|There is truly an art when it comes to fast funding. Here are 10 common sense steps to accomplish it at your dealership.|
1) Make sure the car matches the callback.
One of the biggest mistakes in this business is the payment call. After you sell the correct vehicle to the customer, call the lender to give them the specific vehicle and sale details. Then ask the lender to send you back the approval on that specific vehicle. Deals get sent back to the buyer for structure a,pproval when vehicles are changed. This delays your funding.
2) Make sure your advances, both front and back, are correct.
The front end advance is the most important thing to watch. If your front end advance is over the call, it may be returned for you. Never overbook the car; customers will not lie for you. Make sure that you stay within the total advance as well after tax, title, license, warranty, gap and CL/AH. Your funding may be delayed or your deal cut short if your front and back are not correct. Neither will make your dealer happy.
3) Make sure you have collected all stips in advance.
“IF YOU DON’T HAVE THE STIP, GET IT WAIVED OR DON’T SEND THE PACKAGE”. Stips are designed to catch you doing something stupid, as well as verify the application. The lender will not be flexible if the stip is on the approval sheet and you don’t send it, it implies that you’re hiding something or just not following instructions. Either way, it puts your deal in the bottom of the pile for processing later.
4) Make sure the rate, term and payments are correct.

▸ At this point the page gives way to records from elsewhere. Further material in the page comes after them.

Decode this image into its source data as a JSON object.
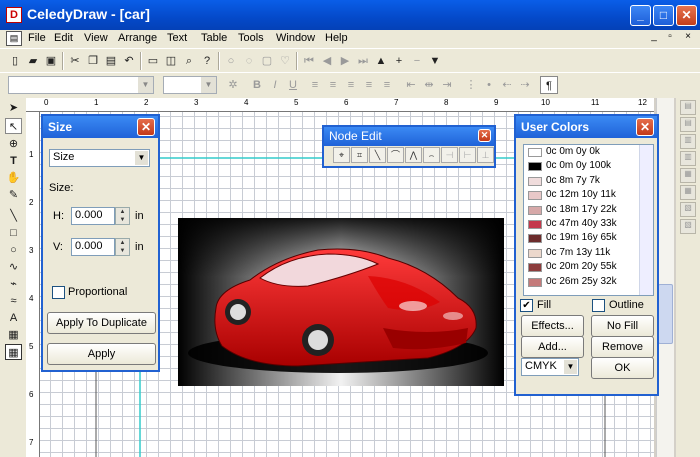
{
  "window": {
    "title": "CeledyDraw - [car]",
    "minimize": "_",
    "maximize": "□",
    "close": "✕"
  },
  "menu": {
    "items": [
      "File",
      "Edit",
      "View",
      "Arrange",
      "Text",
      "Table",
      "Tools",
      "Window",
      "Help"
    ],
    "mdi": [
      "_",
      "▫",
      "×"
    ]
  },
  "ruler": {
    "top_numbers": [
      "0",
      "1",
      "2",
      "3",
      "4",
      "5",
      "6",
      "7",
      "8",
      "9",
      "10",
      "11",
      "12"
    ],
    "left_numbers": [
      "1",
      "2",
      "3",
      "4",
      "5",
      "6",
      "7"
    ]
  },
  "size_panel": {
    "title": "Size",
    "mode_select": "Size",
    "size_label": "Size:",
    "h_label": "H:",
    "h_value": "0.000",
    "h_unit": "in",
    "v_label": "V:",
    "v_value": "0.000",
    "v_unit": "in",
    "proportional_label": "Proportional",
    "apply_dup_label": "Apply To Duplicate",
    "apply_label": "Apply"
  },
  "node_edit": {
    "title": "Node Edit"
  },
  "user_colors": {
    "title": "User Colors",
    "colors": [
      {
        "name": "0c 0m 0y 0k",
        "hex": "#ffffff"
      },
      {
        "name": "0c 0m 0y 100k",
        "hex": "#000000"
      },
      {
        "name": "0c 8m 7y 7k",
        "hex": "#f0dcdc"
      },
      {
        "name": "0c 12m 10y 11k",
        "hex": "#e8c8c8"
      },
      {
        "name": "0c 18m 17y 22k",
        "hex": "#d6a8a8"
      },
      {
        "name": "0c 47m 40y 33k",
        "hex": "#c4384b"
      },
      {
        "name": "0c 19m 16y 65k",
        "hex": "#6c2c2c"
      },
      {
        "name": "0c 7m 13y 11k",
        "hex": "#ecd8cc"
      },
      {
        "name": "0c 20m 20y 55k",
        "hex": "#8c3c3c"
      },
      {
        "name": "0c 26m 25y 32k",
        "hex": "#c47a7a"
      }
    ],
    "fill_label": "Fill",
    "outline_label": "Outline",
    "effects_label": "Effects...",
    "nofill_label": "No Fill",
    "add_label": "Add...",
    "remove_label": "Remove",
    "model_select": "CMYK",
    "ok_label": "OK"
  }
}
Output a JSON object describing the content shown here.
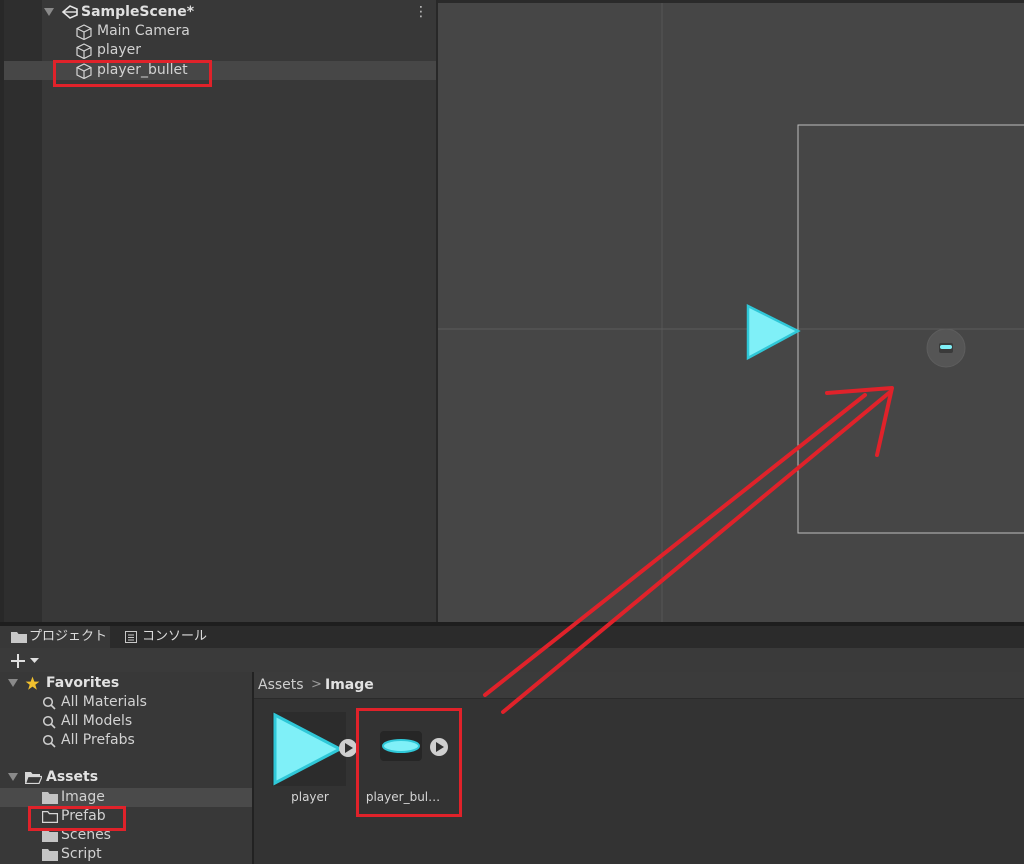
{
  "hierarchy": {
    "scene_name": "SampleScene*",
    "items": [
      {
        "label": "Main Camera"
      },
      {
        "label": "player"
      },
      {
        "label": "player_bullet"
      }
    ]
  },
  "tabs": [
    {
      "label": "プロジェクト",
      "icon": "folder-icon"
    },
    {
      "label": "コンソール",
      "icon": "console-icon"
    }
  ],
  "toolbar": {
    "add_icon": "plus-icon",
    "dropdown_icon": "chevron-down-icon"
  },
  "favorites": {
    "label": "Favorites",
    "items": [
      {
        "label": "All Materials"
      },
      {
        "label": "All Models"
      },
      {
        "label": "All Prefabs"
      }
    ]
  },
  "assets_tree": {
    "label": "Assets",
    "folders": [
      {
        "label": "Image"
      },
      {
        "label": "Prefab"
      },
      {
        "label": "Scenes"
      },
      {
        "label": "Script"
      }
    ]
  },
  "breadcrumb": {
    "root": "Assets",
    "separator": ">",
    "current": "Image"
  },
  "assets": [
    {
      "name": "player",
      "icon": "triangle-sprite"
    },
    {
      "name": "player_bul…",
      "icon": "bullet-sprite"
    }
  ],
  "colors": {
    "highlight_red": "#e0222a",
    "sprite_cyan": "#7ff0f8",
    "sprite_cyan_dark": "#2fc8d8",
    "favorites_star": "#f2c12e"
  }
}
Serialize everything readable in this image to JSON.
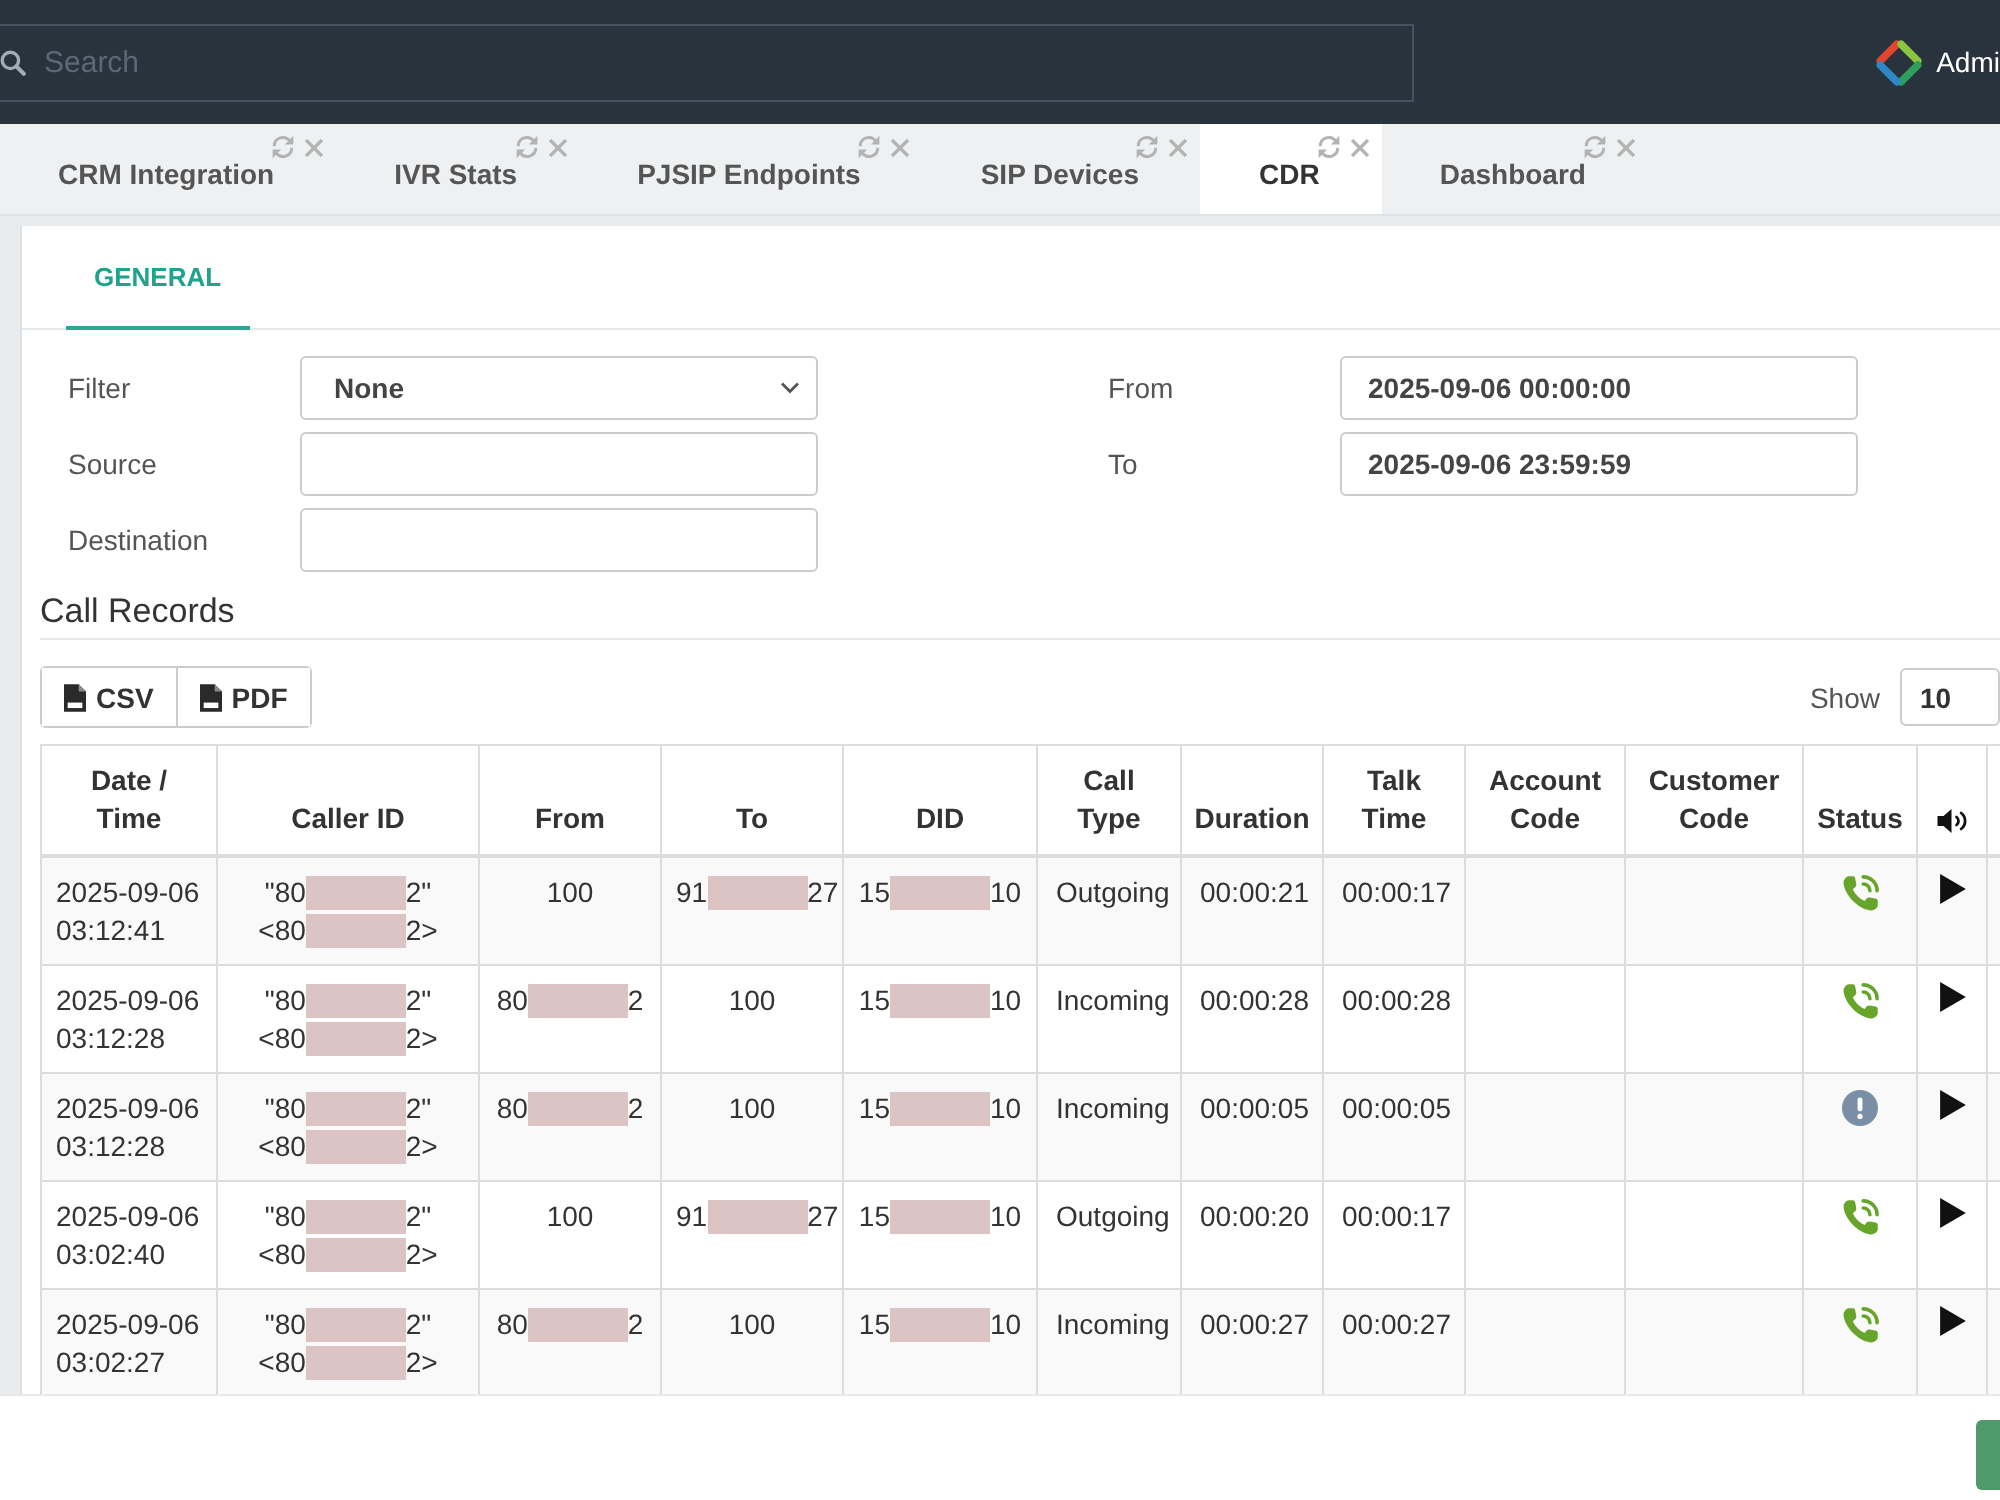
{
  "header": {
    "search": {
      "placeholder": "Search"
    },
    "user_name": "Admi"
  },
  "tabs": [
    {
      "label": "CRM Integration",
      "selected": false
    },
    {
      "label": "IVR Stats",
      "selected": false
    },
    {
      "label": "PJSIP Endpoints",
      "selected": false
    },
    {
      "label": "SIP Devices",
      "selected": false
    },
    {
      "label": "CDR",
      "selected": true
    },
    {
      "label": "Dashboard",
      "selected": false
    }
  ],
  "subtabs": [
    {
      "label": "GENERAL",
      "selected": true
    }
  ],
  "filters": {
    "left": [
      {
        "label": "Filter",
        "kind": "select",
        "value": "None"
      },
      {
        "label": "Source",
        "kind": "input"
      },
      {
        "label": "Destination",
        "kind": "input"
      }
    ],
    "right": [
      {
        "label": "From",
        "kind": "input",
        "value": "2025-09-06 00:00:00"
      },
      {
        "label": "To",
        "kind": "input",
        "value": "2025-09-06 23:59:59"
      }
    ]
  },
  "call_records": {
    "title": "Call Records",
    "export_buttons": [
      "CSV",
      "PDF"
    ],
    "page_size": {
      "label": "Show",
      "value": "10"
    },
    "table": {
      "columns": [
        {
          "kind": "text",
          "label": "Date / Time"
        },
        {
          "kind": "text",
          "label": "Caller ID"
        },
        {
          "kind": "text",
          "label": "From"
        },
        {
          "kind": "text",
          "label": "To"
        },
        {
          "kind": "text",
          "label": "DID"
        },
        {
          "kind": "text",
          "label": "Call Type"
        },
        {
          "kind": "text",
          "label": "Duration"
        },
        {
          "kind": "text",
          "label": "Talk Time"
        },
        {
          "kind": "text",
          "label": "Account Code"
        },
        {
          "kind": "text",
          "label": "Customer Code"
        },
        {
          "kind": "text",
          "label": "Status"
        },
        {
          "kind": "audio"
        }
      ],
      "rows": [
        {
          "date_time": "2025-09-06 03:12:41",
          "caller_id": {
            "name": {
              "start": "\"80",
              "end": "2\""
            },
            "number": {
              "start": "<80",
              "end": "2>"
            }
          },
          "from": "100",
          "to": {
            "start": "91",
            "end": "27"
          },
          "did": {
            "start": "15",
            "end": "10"
          },
          "call_type": "Outgoing",
          "duration": "00:00:21",
          "talk_time": "00:00:17",
          "answered": true
        },
        {
          "date_time": "2025-09-06 03:12:28",
          "caller_id": {
            "name": {
              "start": "\"80",
              "end": "2\""
            },
            "number": {
              "start": "<80",
              "end": "2>"
            }
          },
          "from": {
            "start": "80",
            "end": "2"
          },
          "to": "100",
          "did": {
            "start": "15",
            "end": "10"
          },
          "call_type": "Incoming",
          "duration": "00:00:28",
          "talk_time": "00:00:28",
          "answered": true
        },
        {
          "date_time": "2025-09-06 03:12:28",
          "caller_id": {
            "name": {
              "start": "\"80",
              "end": "2\""
            },
            "number": {
              "start": "<80",
              "end": "2>"
            }
          },
          "from": {
            "start": "80",
            "end": "2"
          },
          "to": "100",
          "did": {
            "start": "15",
            "end": "10"
          },
          "call_type": "Incoming",
          "duration": "00:00:05",
          "talk_time": "00:00:05",
          "answered": false
        },
        {
          "date_time": "2025-09-06 03:02:40",
          "caller_id": {
            "name": {
              "start": "\"80",
              "end": "2\""
            },
            "number": {
              "start": "<80",
              "end": "2>"
            }
          },
          "from": "100",
          "to": {
            "start": "91",
            "end": "27"
          },
          "did": {
            "start": "15",
            "end": "10"
          },
          "call_type": "Outgoing",
          "duration": "00:00:20",
          "talk_time": "00:00:17",
          "answered": true
        },
        {
          "date_time": "2025-09-06 03:02:27",
          "caller_id": {
            "name": {
              "start": "\"80",
              "end": "2\""
            },
            "number": {
              "start": "<80",
              "end": "2>"
            }
          },
          "from": {
            "start": "80",
            "end": "2"
          },
          "to": "100",
          "did": {
            "start": "15",
            "end": "10"
          },
          "call_type": "Incoming",
          "duration": "00:00:27",
          "talk_time": "00:00:27",
          "answered": true
        }
      ]
    }
  }
}
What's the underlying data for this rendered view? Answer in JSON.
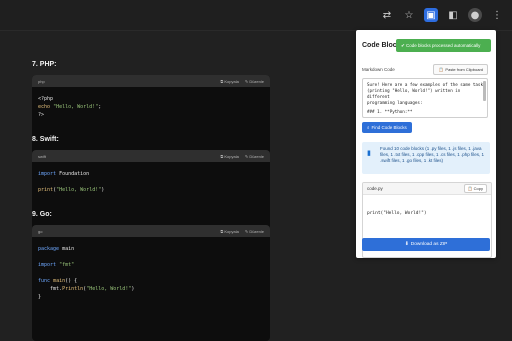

Don’t make up terms, rates and payments. Many rates are now dictated by the company that invests in your lender. If the term is 24 months on a car with 85K miles and you contract at 36 months, it will not just slide by the funder. The contract can be returned for you to re-contract, or worse they charge you additional fees. The payment needs to be what the lender wanted and what was on the approval. That’s another reason to get a firm approval the way you have it contracted prior to sending the contract.
5) Make sure the package is in order.
Use the same form the lender uses to review the package when it comes in. Ask the funder for it; it’s really not a secret document. By putting the paperwork in the order they want it, the funder can quickly check off the package and send it to verifications. We all know that we send docs that end up missing once it gets to the lender. When the funder rips apart your package to put the docs in order, the odds increase that a document will be misplaced.
6) Make sure all down payments are in order.
This should be obvious. The customer will be asked by the finance company.
7) Make sure all the phone numbers on the application work.
Call all the numbers on the application the day you send the package to the lender to make sure they still work.
8) Send all packages by overnight delivery, preferably a.m. delivery.
Call the funder the next day to verify that they have received the package (you can track it with the carrier however it doesn’t guarantee it gets to your funders desk) and it is complete.
9) Treat your funder with respect.
They probably look at 20 packages or more each day. If your packages are complete and in order consistently, they will want to process yours first.
10) Follow up every day until it’s funded.
Ask the funder if your deal is complete and if there is anything you can do to help to get it to funding. Remember that the funder has to call every dealer, when something is missing. If they can’t get a hold of someone at the dealer the package goes to the bottom of the stack.